Education funding would be cut beginning next year, and the cuts would grow larger in succeeding years. Food assistance for pregnant women, infants and children would be cut. Funding for H.I.V. and AIDS treatment would be cut by more than half a billion dollars over five years. Support for environmental protection programs would be sharply curtailed. And so on.

Conservatives insist the cuts are necessary to get the roaring federal budget deficit under control. But they have trouble keeping a straight face when they tell that story. Laden with tax cuts, the president's proposal will result in an increase, not a decrease, in the deficit. Shared sacrifice is anathema to the big-money crowd.

The House has passed a budget that is similar to the president's, except it contains even deeper cuts in programs that affect the poor. In the Senate, a handful of Republicans balked at the cuts proposed for Medicaid. Casting their votes with the Democrats, they were able to eliminate the cuts from the Senate budget proposal. The Senate also added $5.4 billion in education funding for 2006.

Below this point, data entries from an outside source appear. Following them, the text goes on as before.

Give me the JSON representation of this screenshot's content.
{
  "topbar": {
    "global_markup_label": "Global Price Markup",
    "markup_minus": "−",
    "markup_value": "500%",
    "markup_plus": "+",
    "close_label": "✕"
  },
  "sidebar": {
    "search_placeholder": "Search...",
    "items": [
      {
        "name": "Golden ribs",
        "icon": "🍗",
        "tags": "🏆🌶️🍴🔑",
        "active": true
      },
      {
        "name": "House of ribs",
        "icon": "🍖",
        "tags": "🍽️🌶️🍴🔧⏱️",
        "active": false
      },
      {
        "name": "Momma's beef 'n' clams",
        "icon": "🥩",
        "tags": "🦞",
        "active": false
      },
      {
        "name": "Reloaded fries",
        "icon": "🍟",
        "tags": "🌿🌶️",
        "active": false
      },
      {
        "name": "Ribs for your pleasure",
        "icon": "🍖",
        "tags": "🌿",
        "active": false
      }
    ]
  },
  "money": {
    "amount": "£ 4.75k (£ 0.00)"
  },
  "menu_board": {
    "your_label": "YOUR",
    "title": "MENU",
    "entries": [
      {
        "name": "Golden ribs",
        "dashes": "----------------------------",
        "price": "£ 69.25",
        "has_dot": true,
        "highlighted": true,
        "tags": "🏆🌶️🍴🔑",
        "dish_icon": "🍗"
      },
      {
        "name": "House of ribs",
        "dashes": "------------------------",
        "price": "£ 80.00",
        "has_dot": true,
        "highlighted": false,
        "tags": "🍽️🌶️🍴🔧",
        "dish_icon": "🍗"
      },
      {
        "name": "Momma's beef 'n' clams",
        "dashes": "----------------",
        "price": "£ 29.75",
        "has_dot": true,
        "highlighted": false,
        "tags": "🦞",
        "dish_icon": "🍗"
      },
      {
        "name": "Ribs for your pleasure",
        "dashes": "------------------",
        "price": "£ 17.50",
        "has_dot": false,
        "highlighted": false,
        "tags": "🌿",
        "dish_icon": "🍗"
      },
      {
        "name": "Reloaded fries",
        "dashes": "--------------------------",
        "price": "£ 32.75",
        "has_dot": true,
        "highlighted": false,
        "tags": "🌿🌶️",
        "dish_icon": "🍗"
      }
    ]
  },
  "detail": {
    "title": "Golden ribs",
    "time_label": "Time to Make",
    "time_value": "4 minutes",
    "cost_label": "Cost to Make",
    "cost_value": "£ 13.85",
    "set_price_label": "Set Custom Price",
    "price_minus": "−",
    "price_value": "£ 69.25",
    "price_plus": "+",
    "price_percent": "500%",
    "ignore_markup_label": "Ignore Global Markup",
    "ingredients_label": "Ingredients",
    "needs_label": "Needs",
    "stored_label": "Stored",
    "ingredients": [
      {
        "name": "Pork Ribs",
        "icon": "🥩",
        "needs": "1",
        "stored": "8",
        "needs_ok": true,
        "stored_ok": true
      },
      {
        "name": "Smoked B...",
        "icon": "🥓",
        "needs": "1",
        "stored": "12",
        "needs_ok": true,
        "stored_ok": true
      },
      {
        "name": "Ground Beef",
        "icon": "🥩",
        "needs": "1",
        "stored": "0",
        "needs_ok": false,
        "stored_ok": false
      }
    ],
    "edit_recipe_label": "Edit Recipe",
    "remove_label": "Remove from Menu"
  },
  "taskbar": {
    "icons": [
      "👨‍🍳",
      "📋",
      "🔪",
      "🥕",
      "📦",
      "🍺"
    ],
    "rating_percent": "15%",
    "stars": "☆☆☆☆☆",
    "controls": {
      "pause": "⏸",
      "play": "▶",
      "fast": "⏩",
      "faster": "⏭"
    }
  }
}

All the budgets contain more than $100 billion in tax cuts over the next five years, which makes a mockery of the G.O.P.'s budget-balancing rhetoric. When Congress returns from its Easter recess, the Republican leadership will try to reconcile the differences in the various proposals. Whatever happens will be bad news for ordinary Americans. Big cuts are coming.

The advances in areas like education, antipoverty programs, health services, environmental protection and food safety were achieved after struggles that, in some cases, took many decades. To slide backward now (hurting millions of people in the process) because of a desire to siphon funds from those programs and hand them over as tax cuts to the wealthiest members of our society, is obscene.

Bob Herbert, "The Era of Exploitation", NY Times, 25 March 2005.